Chavez’s gasoline rationing plan causes uproar
Topics: From the Wires, News
FILE- In this Jan. 29, 2008 file photo, a Colombian vendor of smuggled gasoline from Venezuela, waits for clients on a a street corner in Cucuta, Colombia. As home to the world's cheapest gasoline, Venezuela has long had to contend with the hemorrhaging of supplies as smugglers haul gas across the border to cash in where the fuel costs far more. In neighboring Colombia, drivers pay 40 times as much as Venezuelans to tank up $1.25 a liter ($4.73 a gallon), compared to 3 U.S. cents a liter (11 cents a gallon). (AP Photo/Fernando Llano, File)(Credit: AP)CARACAS, Venezuela (AP) — As home to the world’s cheapest gasoline, Venezuela has long had to contend with the hemorrhaging of supplies as smugglers haul gas across the border to cash in where the fuel costs far more.
In neighboring Colombia, drivers pay 40 times as much as Venezuelans to tank up — $1.25 a liter ($4.73 a gallon), compared to 3 U.S. cents a liter (11 cents a gallon).
So much gasoline is being taken out of Venezuela illegally that President Hugo Chavez’s socialist government imposed rationing on motorists in one state bordering Colombia last year, and now it’s touched off a furor in a second border state by announcing it will ration gasoline there, too.
“We transport workers are not to blame for this scourge,” said Olivio Fernandez, a bus driver in Maracaibo, which is Venezuela’s second-largest city with 2 million inhabitants. It’s also the capital of Zulia state, where the expanded rationing is planned and where Chavez planned a Saturday visit for his re-election campaign.
Drivers will have microchip-embedded stickers affixed to their windshields to regulate purchases, just as motorists have been required to do in neighboring Tachira state for the past year.
Rationing in Tachira, home of the busiest Colombia-Venezuela border crossing, varies with a motor vehicle’s size, location and use.
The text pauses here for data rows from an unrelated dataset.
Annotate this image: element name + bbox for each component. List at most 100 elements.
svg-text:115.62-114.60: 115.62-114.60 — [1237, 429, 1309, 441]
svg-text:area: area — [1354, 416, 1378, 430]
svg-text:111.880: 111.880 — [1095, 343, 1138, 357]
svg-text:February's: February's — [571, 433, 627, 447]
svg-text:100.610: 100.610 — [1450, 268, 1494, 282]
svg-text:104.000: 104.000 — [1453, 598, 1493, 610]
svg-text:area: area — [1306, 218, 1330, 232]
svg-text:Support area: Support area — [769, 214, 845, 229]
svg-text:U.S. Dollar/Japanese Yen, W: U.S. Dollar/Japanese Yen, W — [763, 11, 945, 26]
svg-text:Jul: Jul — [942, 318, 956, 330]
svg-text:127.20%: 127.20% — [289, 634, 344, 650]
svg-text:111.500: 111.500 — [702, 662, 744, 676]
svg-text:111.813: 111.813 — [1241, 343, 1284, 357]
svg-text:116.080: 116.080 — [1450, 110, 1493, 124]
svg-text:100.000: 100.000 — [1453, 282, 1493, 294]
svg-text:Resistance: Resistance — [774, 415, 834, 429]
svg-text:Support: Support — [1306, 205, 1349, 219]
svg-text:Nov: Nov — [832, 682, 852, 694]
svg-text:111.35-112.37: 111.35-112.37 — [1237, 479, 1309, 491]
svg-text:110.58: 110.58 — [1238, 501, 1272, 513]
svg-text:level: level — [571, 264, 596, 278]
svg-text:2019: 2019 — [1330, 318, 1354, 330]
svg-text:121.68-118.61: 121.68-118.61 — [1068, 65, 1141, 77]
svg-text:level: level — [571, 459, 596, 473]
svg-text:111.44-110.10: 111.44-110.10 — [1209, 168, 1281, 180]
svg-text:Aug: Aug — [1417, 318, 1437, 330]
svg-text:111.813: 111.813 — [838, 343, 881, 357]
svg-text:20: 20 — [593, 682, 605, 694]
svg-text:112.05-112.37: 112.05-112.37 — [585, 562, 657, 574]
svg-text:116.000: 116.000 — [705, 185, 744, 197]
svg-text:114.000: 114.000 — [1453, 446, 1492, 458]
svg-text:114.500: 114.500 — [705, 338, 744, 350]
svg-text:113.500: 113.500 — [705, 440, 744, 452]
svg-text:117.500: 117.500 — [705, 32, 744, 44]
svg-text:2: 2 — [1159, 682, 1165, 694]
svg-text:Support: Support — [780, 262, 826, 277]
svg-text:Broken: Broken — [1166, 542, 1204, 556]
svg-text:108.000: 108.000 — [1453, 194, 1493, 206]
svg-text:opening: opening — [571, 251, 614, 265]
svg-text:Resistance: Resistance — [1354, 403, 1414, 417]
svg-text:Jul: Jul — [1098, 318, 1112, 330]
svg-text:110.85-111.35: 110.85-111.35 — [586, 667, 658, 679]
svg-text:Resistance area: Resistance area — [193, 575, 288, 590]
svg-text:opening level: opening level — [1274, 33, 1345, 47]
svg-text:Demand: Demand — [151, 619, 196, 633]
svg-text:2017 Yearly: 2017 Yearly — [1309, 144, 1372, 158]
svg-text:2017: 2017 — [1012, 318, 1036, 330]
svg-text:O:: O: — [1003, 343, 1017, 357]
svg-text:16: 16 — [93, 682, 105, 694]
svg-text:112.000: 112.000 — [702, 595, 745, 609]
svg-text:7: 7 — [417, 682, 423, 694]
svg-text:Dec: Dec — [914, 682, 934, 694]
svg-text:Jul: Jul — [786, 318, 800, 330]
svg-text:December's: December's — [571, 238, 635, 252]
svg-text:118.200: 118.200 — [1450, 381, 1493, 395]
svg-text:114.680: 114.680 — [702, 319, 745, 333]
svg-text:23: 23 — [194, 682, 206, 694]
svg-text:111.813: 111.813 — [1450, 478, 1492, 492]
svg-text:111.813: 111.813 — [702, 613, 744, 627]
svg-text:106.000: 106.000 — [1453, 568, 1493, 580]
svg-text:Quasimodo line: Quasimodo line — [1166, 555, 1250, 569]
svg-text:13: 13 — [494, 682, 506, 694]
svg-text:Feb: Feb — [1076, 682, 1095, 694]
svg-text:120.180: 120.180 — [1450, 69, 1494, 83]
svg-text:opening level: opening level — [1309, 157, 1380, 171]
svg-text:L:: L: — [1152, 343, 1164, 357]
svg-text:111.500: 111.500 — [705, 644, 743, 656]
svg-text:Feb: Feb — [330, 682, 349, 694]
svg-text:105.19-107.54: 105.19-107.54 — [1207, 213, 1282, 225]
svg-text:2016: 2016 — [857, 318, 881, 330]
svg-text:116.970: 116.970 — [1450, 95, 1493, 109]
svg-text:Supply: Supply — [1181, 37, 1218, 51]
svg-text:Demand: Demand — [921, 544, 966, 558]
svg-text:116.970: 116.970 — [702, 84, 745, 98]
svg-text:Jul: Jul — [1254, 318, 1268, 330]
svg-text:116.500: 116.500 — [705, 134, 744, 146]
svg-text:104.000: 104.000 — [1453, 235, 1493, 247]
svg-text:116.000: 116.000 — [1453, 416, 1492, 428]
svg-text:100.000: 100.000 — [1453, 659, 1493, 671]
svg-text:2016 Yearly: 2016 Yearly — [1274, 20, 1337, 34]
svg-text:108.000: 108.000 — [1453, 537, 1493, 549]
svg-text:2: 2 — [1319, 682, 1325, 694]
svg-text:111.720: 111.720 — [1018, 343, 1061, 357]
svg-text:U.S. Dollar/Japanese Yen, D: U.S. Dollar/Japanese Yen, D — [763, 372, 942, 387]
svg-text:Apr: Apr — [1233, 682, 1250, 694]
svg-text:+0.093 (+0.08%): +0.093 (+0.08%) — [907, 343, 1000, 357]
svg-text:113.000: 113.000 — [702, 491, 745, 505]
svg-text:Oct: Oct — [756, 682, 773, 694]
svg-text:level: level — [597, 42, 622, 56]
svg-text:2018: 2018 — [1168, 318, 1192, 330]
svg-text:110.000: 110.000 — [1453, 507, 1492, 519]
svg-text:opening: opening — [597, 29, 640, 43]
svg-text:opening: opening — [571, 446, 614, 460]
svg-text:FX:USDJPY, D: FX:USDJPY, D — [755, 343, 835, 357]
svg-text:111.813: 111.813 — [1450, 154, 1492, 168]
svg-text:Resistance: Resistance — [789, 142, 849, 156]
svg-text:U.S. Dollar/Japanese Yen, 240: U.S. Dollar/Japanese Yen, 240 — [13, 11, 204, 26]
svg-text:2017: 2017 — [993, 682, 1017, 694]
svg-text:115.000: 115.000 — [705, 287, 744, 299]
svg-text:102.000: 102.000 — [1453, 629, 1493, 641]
Private automobiles in the border town of San Cristobal are limited to buying no more than 42 liters (11 gallons) a day, for example, while buses are limited to 150 liters (40) gallons.
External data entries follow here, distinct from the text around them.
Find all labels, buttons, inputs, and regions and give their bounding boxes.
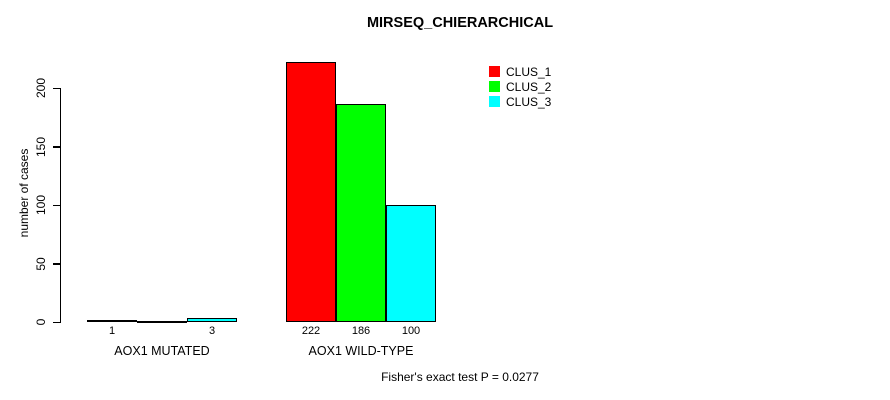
legend-swatch-icon: [489, 66, 500, 77]
bar-value-label: 3: [208, 325, 216, 337]
bar-value-label: 1: [108, 325, 116, 337]
bar-clus_2: [137, 321, 187, 323]
bar-value-label: 186: [351, 325, 371, 337]
y-axis-tick-label: 50: [34, 256, 48, 271]
bar-clus_3: [386, 205, 436, 322]
y-axis-tick: [52, 146, 60, 148]
y-axis-tick-label: 150: [34, 136, 48, 157]
x-axis-group-label: AOX1 WILD-TYPE: [308, 344, 414, 358]
chart-title: MIRSEQ_CHIERARCHICAL: [366, 15, 554, 31]
bar-value-label: 100: [401, 325, 421, 337]
legend: CLUS_1 CLUS_2 CLUS_3: [489, 64, 551, 109]
legend-swatch-icon: [489, 81, 500, 92]
bar-clus_1: [87, 320, 137, 322]
legend-label: CLUS_2: [506, 79, 552, 94]
y-axis-tick: [52, 87, 60, 89]
bar-value-label: 222: [301, 325, 321, 337]
y-axis-tick: [52, 263, 60, 265]
bar-clus_3: [187, 318, 237, 322]
y-axis-tick-label: 0: [34, 318, 48, 326]
y-axis-tick: [52, 321, 60, 323]
y-axis-tick: [52, 204, 60, 206]
bar-clus_2: [336, 104, 386, 322]
y-axis-label: number of cases: [17, 148, 31, 238]
y-axis-tick-label: 100: [34, 194, 48, 216]
y-axis-line: [59, 88, 61, 323]
legend-item-clus_2: CLUS_2: [489, 79, 551, 94]
x-axis-group-label: AOX1 MUTATED: [114, 344, 210, 358]
legend-swatch-icon: [489, 96, 500, 107]
bar-clus_1: [286, 62, 336, 322]
y-axis-tick-label: 200: [34, 77, 48, 99]
fisher-test-annotation: Fisher's exact test P = 0.0277: [381, 370, 539, 384]
legend-item-clus_3: CLUS_3: [489, 94, 551, 109]
legend-item-clus_1: CLUS_1: [489, 64, 551, 79]
legend-label: CLUS_1: [506, 64, 552, 79]
legend-label: CLUS_3: [506, 94, 552, 109]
Announced two weeks ago, Zulia’s rationing was supposed to have gone into effect next month. But after heated criticism from local officials, the government decided to postpone the plan, saying it will start no later than August 2013 but suggesting it could be implemented before that.
Oil analysts say the new rationing may indicate something graver than a contraband problem, noting the anger-inducing plan was announced in an opposition-dominated state just three months before the presidential election. The measure could mean that production and refining troubles are worsening in the less-than-transparent state-run petroleum industry, the analysts say.
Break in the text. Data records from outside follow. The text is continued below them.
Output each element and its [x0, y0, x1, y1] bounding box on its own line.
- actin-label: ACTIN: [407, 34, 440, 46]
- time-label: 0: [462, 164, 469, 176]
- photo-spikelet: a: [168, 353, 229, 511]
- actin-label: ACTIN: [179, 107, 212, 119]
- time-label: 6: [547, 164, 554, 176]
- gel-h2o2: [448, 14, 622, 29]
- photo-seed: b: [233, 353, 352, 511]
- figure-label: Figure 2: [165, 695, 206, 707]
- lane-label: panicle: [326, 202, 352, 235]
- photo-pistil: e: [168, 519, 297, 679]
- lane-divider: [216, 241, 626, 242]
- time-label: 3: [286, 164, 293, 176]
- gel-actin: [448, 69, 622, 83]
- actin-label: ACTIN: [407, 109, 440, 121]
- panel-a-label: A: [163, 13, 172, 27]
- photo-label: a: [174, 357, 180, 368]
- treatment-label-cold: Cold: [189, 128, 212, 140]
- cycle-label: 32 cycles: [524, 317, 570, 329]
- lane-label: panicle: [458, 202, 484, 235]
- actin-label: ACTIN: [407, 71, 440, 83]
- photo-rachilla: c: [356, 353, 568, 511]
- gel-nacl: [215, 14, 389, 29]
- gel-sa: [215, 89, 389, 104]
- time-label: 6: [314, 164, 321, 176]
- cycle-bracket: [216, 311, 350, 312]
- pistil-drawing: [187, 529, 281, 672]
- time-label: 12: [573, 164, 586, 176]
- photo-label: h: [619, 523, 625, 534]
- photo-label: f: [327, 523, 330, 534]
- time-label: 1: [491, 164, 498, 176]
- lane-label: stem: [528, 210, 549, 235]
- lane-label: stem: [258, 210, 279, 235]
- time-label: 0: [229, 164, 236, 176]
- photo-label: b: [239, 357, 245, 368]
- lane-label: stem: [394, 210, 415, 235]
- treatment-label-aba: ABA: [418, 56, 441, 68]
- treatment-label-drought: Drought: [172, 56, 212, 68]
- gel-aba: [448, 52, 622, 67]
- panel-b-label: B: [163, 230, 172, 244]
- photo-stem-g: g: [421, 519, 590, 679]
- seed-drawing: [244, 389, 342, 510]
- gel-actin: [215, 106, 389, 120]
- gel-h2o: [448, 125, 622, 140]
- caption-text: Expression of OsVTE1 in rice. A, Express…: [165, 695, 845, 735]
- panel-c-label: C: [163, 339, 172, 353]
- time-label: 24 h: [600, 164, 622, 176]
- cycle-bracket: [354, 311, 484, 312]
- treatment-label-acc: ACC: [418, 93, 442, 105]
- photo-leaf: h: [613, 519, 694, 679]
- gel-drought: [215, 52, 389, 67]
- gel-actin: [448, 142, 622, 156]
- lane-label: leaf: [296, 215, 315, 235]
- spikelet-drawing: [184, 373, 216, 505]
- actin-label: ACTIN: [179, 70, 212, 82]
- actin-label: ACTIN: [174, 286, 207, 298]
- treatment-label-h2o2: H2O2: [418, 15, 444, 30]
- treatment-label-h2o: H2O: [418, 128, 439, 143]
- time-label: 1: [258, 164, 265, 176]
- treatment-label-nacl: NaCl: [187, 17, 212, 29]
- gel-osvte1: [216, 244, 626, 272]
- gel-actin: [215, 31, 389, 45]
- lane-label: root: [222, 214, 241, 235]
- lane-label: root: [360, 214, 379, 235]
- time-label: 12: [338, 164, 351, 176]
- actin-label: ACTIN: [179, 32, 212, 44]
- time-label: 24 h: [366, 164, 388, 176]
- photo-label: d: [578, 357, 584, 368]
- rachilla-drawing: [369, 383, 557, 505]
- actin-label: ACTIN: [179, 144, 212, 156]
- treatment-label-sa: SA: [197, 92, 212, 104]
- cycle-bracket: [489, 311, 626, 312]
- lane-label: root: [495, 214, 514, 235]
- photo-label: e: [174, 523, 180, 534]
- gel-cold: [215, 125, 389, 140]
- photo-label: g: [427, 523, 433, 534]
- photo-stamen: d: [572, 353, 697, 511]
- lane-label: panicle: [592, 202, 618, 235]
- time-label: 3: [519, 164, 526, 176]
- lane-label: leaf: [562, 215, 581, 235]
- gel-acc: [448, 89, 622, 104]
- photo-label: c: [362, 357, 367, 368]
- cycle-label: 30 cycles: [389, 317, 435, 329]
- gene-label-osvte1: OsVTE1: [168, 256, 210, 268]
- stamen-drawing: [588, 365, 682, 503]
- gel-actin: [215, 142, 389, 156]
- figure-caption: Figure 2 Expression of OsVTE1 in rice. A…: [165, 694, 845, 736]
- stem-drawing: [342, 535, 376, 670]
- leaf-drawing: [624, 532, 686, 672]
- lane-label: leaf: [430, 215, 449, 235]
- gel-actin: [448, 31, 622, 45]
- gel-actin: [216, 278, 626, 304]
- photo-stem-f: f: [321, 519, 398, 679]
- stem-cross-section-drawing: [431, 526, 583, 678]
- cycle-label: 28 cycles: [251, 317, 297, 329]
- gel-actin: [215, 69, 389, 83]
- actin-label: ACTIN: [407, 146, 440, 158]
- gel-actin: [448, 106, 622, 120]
Venezuela is a major oil exporter but its refining capacity is limited, so the government buys gasoline from the United States, losing money by then selling it at home for almost nothing. Those imports have been steadily rising since 2009. In April, Venezuela imported 54,000 barrels a day of U.S.-refined gasoline, a 38 percent rise over the same month a year earlier, according to the U.S. Energy Information Administration.